Şekib Avdagiç, yabancı heyetlerle yaptıkları görüşmelerden ve uluslararası kuruluşlardan Türkiye ekonomisi hakkında olumlu sözler duyduklarını aktardı ve “Özellikle son dönemde yurtdışından Türkiye ekonomisine bakışta ciddi bir iyileşme gözlüyoruz. Sözgelimi CDS’lerimiz 250 baz puan civarına geriledi. Artık daha ucuza kaynak bulabiliyoruz. İhracat pazarlarımızda görünümün daha da iyileşmesini bekliyoruz. Bunun da dış talep tarafında olumlu bir etki oluşturup, firmalarımıza iç pazardaki sıkışıklığı aşma şansı sağlayacağına inanıyoruz” şeklinde konuştu.
“KOBİ'lere yönelik finansman imkanları iyileştirilmeli”
Şekib Avdagiç, KOBİ’ler ile alakalı şu ifadeleri kullandı: “Bununla birlikte bu dönemde oluşan ‘carry trade’ imkanının, uzun sürmesi halinde bazı risklere yol açabileceğini de belirtmemiz gerekiyor. Zira sıcak paranın çıkışı, kimi zaman girişte oluşturduğu olumlu etkinin şiddetinden daha yüksek bir şiddette olumsuz etkide bulunabilmektedir. Bu dönemde özellikle TL borçlanmak zorunda olan KOBİ’lere yönelik finansman imkanlarının iyileştirilmesinin ve KGF destekli kredilerin maliyetinin düşen enflasyon paralelinde yeniden gözden geçirilmesinin önemli ve gerekli olduğunu düşünüyoruz.”
Avdagiç, 2023 Temmuz ve Ağustos aylarında %9’un üzerinde seyreden enflasyon rakamlarının endekslenmesi ile birlikte yıllık enflasyon görünümünde belirgin bir iyileşme beklediklerini belirtti. Başkan Avdagiç, ekonomi yönetiminin sıkça vurguladığı gibi, dezenflasyon sürecinin başladığını, buna bağlı olarak fiyatlar genel düzeyindeki keskin düşüşün, bozulan fiyatlamaların hızla düzelmesini sağlayacağını ifade etti. Başkan Avdagiç, bu durumun ise piyasanın geleceğe dair aşırı fiyatlamalarını önemli ölçüde azaltacağı yorumunda bulundu.

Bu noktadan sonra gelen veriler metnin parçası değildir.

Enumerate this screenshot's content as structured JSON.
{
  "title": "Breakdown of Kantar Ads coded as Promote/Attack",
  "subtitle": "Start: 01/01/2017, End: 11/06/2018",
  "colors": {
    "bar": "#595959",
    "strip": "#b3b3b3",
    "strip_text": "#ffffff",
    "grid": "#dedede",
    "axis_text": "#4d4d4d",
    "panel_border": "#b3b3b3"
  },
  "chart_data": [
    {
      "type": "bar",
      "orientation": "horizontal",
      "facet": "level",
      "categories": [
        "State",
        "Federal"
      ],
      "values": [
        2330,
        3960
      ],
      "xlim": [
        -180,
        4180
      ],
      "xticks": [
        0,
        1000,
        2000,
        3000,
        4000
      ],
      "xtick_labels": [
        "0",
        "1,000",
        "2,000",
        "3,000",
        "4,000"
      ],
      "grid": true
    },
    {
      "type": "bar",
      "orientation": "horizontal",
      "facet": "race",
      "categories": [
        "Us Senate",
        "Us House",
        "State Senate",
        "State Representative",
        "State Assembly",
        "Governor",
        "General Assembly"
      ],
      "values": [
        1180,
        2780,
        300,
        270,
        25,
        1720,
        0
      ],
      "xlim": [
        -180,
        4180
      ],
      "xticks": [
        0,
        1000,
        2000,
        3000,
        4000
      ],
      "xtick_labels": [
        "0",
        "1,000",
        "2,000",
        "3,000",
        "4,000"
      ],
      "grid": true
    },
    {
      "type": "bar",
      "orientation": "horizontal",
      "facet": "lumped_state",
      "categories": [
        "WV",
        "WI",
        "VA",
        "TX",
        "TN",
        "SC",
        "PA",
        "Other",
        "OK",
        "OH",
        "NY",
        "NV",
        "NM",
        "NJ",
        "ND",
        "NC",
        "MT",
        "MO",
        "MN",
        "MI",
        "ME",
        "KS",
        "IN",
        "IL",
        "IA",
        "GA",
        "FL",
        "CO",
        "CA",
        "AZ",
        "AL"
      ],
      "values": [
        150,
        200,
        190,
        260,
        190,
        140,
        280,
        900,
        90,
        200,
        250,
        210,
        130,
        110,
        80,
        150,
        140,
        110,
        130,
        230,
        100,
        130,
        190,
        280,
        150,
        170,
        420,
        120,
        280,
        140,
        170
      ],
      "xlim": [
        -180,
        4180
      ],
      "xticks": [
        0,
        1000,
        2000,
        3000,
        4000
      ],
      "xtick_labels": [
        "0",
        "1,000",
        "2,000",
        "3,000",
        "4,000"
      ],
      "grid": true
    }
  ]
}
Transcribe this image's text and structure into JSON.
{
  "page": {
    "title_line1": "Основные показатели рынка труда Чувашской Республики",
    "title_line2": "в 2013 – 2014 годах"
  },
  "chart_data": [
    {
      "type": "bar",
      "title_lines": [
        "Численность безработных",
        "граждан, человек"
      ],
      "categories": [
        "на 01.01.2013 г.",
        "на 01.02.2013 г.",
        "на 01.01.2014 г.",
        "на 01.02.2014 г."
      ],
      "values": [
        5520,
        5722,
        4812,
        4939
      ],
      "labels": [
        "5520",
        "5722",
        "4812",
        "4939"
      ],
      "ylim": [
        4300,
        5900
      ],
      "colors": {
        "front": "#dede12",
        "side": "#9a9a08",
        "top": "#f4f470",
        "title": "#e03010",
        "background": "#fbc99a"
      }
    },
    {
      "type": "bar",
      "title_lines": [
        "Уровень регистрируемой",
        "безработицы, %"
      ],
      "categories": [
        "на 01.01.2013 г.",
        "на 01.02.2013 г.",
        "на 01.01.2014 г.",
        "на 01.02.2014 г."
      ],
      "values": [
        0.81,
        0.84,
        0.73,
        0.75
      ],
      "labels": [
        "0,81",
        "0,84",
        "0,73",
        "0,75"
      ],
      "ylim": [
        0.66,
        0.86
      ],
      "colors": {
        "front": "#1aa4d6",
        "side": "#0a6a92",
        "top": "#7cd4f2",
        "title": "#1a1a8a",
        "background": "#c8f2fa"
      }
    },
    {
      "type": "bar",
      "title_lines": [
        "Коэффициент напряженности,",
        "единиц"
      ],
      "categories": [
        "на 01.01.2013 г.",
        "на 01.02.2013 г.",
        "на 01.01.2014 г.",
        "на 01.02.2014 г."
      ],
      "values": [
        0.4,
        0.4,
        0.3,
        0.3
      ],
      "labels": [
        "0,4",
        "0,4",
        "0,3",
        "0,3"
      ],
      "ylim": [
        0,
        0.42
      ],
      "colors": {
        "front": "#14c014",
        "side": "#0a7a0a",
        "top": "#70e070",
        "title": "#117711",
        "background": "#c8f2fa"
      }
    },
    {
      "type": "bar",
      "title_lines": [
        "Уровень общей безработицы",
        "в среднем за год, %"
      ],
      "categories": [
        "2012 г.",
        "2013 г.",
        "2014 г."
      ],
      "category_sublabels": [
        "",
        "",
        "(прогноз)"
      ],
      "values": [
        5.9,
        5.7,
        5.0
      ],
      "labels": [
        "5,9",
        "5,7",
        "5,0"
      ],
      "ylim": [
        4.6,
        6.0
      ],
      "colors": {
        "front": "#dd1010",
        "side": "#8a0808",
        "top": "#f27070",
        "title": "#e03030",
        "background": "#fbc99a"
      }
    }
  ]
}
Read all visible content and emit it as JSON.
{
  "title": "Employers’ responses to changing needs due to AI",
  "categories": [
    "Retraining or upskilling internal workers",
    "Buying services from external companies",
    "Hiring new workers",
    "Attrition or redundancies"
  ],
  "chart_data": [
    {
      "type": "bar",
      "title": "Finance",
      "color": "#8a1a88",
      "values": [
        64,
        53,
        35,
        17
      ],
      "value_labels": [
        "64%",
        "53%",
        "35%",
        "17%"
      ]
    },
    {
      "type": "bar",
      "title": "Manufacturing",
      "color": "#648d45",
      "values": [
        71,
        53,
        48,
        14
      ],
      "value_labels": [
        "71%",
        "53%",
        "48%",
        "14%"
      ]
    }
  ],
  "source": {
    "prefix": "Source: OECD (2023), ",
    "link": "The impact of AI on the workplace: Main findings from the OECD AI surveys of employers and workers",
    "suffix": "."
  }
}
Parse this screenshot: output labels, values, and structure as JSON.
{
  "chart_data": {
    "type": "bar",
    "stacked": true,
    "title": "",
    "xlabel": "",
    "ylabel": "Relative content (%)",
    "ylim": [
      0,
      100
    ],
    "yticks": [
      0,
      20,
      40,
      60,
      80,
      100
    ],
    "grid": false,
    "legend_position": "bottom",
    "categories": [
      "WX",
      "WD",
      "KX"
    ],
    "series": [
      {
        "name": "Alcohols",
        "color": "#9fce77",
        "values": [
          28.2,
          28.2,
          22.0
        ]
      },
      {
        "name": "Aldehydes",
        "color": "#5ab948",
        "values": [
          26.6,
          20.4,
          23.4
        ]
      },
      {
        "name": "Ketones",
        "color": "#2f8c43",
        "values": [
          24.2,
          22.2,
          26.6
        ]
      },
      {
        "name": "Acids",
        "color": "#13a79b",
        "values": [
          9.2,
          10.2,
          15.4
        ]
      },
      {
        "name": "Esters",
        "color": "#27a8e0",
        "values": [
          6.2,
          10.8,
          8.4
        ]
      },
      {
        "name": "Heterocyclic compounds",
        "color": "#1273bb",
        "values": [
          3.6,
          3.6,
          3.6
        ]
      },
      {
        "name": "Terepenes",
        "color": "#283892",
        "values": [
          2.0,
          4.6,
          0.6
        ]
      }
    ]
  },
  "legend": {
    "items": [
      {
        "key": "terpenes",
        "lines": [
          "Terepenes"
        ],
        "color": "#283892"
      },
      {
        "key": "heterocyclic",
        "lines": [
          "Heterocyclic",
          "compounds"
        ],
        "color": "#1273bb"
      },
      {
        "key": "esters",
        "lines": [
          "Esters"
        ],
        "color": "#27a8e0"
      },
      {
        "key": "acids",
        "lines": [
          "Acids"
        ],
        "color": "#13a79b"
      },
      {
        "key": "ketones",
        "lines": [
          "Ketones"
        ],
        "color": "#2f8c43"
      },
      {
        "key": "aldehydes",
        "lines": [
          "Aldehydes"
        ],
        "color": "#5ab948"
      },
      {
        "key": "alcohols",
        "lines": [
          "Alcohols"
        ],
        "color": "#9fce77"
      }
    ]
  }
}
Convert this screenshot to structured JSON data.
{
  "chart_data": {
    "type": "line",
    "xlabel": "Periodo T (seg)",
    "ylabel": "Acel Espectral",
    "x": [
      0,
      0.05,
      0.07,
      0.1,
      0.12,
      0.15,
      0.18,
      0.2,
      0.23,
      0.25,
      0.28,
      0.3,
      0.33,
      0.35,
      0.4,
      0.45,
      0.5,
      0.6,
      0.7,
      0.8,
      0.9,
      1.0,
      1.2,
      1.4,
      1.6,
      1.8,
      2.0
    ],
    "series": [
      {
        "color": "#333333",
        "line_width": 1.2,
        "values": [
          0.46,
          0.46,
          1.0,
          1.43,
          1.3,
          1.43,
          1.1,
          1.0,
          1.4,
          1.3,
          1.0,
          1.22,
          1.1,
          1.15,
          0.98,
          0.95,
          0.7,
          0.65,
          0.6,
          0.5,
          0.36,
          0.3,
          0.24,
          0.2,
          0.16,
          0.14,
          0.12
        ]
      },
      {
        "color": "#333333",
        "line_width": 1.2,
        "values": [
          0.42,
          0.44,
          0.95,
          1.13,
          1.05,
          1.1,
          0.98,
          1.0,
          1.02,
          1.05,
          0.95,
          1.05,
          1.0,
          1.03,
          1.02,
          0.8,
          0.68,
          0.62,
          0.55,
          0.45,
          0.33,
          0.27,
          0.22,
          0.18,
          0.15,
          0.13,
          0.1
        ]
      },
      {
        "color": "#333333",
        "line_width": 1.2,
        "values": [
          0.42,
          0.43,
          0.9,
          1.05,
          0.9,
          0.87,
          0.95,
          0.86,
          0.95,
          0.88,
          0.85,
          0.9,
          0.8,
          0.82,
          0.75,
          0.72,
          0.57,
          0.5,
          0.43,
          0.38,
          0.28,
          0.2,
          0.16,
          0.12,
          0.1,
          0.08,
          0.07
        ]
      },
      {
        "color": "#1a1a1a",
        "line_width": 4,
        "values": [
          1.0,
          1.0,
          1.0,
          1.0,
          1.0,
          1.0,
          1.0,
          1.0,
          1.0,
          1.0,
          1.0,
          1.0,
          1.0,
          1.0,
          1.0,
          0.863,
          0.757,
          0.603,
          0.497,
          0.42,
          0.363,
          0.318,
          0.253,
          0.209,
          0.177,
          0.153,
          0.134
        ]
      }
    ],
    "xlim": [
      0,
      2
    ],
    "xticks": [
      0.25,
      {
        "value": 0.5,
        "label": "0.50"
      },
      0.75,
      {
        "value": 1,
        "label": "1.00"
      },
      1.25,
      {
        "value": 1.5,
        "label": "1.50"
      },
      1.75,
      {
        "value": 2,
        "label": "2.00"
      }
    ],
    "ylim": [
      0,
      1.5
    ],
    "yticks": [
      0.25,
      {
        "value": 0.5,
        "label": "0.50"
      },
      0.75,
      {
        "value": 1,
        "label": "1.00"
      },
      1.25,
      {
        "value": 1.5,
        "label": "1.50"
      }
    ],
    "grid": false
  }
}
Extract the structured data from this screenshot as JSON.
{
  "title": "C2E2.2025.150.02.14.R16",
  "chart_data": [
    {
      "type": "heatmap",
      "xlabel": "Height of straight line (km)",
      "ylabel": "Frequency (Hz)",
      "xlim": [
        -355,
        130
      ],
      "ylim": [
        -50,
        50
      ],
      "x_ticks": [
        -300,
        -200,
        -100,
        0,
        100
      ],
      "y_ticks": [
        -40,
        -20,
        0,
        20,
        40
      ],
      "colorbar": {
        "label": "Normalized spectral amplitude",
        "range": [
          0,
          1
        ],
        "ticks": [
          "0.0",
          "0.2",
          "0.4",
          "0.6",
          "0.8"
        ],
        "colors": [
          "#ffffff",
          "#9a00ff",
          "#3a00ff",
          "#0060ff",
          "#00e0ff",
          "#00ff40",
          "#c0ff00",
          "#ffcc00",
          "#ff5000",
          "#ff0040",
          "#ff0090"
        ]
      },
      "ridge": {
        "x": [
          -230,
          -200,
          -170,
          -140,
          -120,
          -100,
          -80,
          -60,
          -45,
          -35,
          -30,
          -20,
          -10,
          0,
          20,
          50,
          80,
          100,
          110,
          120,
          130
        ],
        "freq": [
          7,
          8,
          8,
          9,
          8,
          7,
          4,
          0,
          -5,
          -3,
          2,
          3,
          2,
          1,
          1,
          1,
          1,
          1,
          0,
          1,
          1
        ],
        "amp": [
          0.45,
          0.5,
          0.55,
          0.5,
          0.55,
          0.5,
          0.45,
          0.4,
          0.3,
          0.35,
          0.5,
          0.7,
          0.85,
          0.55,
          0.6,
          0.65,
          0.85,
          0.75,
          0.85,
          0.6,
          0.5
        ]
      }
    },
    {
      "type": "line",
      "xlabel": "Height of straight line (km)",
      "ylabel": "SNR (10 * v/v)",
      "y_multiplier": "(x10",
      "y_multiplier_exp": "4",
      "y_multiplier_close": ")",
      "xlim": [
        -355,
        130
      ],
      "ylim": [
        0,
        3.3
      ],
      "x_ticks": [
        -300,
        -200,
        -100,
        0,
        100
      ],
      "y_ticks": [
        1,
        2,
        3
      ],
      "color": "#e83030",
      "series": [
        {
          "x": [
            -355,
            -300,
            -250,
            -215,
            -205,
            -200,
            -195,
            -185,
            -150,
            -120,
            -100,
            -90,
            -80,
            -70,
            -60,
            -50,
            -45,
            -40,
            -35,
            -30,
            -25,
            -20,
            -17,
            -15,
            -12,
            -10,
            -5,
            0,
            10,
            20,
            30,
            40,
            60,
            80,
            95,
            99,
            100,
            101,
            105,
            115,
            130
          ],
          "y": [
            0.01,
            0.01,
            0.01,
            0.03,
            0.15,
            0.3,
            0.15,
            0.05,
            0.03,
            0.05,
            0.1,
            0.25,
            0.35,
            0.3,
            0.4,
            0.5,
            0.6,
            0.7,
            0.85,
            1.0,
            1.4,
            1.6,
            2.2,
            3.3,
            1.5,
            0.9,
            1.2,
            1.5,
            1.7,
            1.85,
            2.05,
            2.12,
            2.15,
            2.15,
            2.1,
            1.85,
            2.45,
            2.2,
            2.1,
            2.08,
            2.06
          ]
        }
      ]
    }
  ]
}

Avdagiç, yaz aylarıyla birlikte turizm sektörünün ekonomiye katkısının artması ile ilgili şunları söyledi: “Bu sene turizmde güçlü bir sezon bekliyoruz. 2024 yılının ilk aylarındaki eğilimler devam ederse, bu yıl için belirlenen 60 milyon ziyaretçi, 60 milyar dolar gelir hedefine zorlanmadan ulaşılacak gibi görünüyor. Turizm gelirleri, Türkiye’nin cari açığının azalmasına kritik bir katkı vereceğini gösteriyor”
Şekib Avdagiç, turizm gelirlerinin 2024 yılının ilk çeyreğinde geçen yılın aynı dönemine göre %5,4 artarak 8,8 milyar dolar olduğunu belirtti ve bu rakamın tüm zamanların en yüksek ilk çeyrek turizm geliri olduğunu ifade etti.
“Türkiye turizmde rakiplerimize kıyasla daha pahalı bir ülkeye dönüşüyor”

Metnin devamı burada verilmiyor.